Il a réfléchi un instant, avant de déclarer :

— D’accord, nous ferons comme cela. Que faut-il écrire ? Différentes possibilités peuvent se présenter.

Il avait pensé à mille choses qui ne m’avaient pas effleuré l’esprit. – Regardez donc ce qui est écrit au stylo au dos de la deuxième feuille.

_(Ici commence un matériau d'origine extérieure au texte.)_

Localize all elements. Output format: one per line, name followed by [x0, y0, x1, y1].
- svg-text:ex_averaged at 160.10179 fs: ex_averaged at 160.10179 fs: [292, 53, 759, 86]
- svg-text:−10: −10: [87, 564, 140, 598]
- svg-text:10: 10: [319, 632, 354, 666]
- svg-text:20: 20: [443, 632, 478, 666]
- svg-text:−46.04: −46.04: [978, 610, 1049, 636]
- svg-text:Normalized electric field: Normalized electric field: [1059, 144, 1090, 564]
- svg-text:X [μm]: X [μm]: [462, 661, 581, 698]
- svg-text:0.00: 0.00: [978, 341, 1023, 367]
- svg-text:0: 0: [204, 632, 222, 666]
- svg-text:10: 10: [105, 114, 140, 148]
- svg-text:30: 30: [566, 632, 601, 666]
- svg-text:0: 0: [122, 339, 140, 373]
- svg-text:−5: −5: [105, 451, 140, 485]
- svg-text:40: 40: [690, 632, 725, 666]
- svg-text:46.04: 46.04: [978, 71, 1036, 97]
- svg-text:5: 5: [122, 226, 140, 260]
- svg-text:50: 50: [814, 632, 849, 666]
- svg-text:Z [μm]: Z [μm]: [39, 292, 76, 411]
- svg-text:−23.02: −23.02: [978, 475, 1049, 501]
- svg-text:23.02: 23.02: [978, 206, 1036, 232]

C’est cela qui a été ajouté à ce moment-là.

(Note de l’auteur : Sur la dernière page de la feuille où était rédigé le serment, sous le titre Clausules ajoutées, on voyait les postilles suivantes : « Le petit frère, après son mariage avec Mitsuko Tokumitsu, prendra soin de ne pas causer de grossesse : si le moindre symptôme devait se présenter, il se conformerait aux instructions de la grande sœur, pour les mesures à prendre. » Et alors, apparemment, d’autres idées leur étaient venues, car ils avaient ajouté deux autres clausules : « Au cas où une grossesse aurait commencé avant le mariage, si, après le mariage même, il était possible d’intervenir, on devrait recourir à tout moyen propre à atteindre le but susdit. » « Si le petit frère ne peut pas garantir qu’il exécutera fidèlement avec la collaboration de sa femme ce qui est prescrit dans les clausules ajoutées, il ne pourra pas épouser Mitsuko. » Et là aussi, on remarquait des taches marron qui avaient imprégné le papier çà et là.)

Après avoir ajouté ces phrases, il a déclaré :

— Maintenant que tout est bien clair, nous sommes tranquilles. Mais en relisant le tout, je me suis aperçu que le contrat était beaucoup plus avantageux pour vous, grande sœur, que pour moi. J’espère que vous avez reconnu ma bonne foi.

Il a conclu :

— Allons, signez.

— Si vous le voulez, je peux signer, mais je n’ai pas sur moi mon sceau.

— Pour signer un serment de fraternité, le sceau normal ne sert à rien. Je suis désolé, mais vous devrez supporter un instant de douleur.

Et avec un sourire gouailleur, il a sorti quelque chose de sa manche.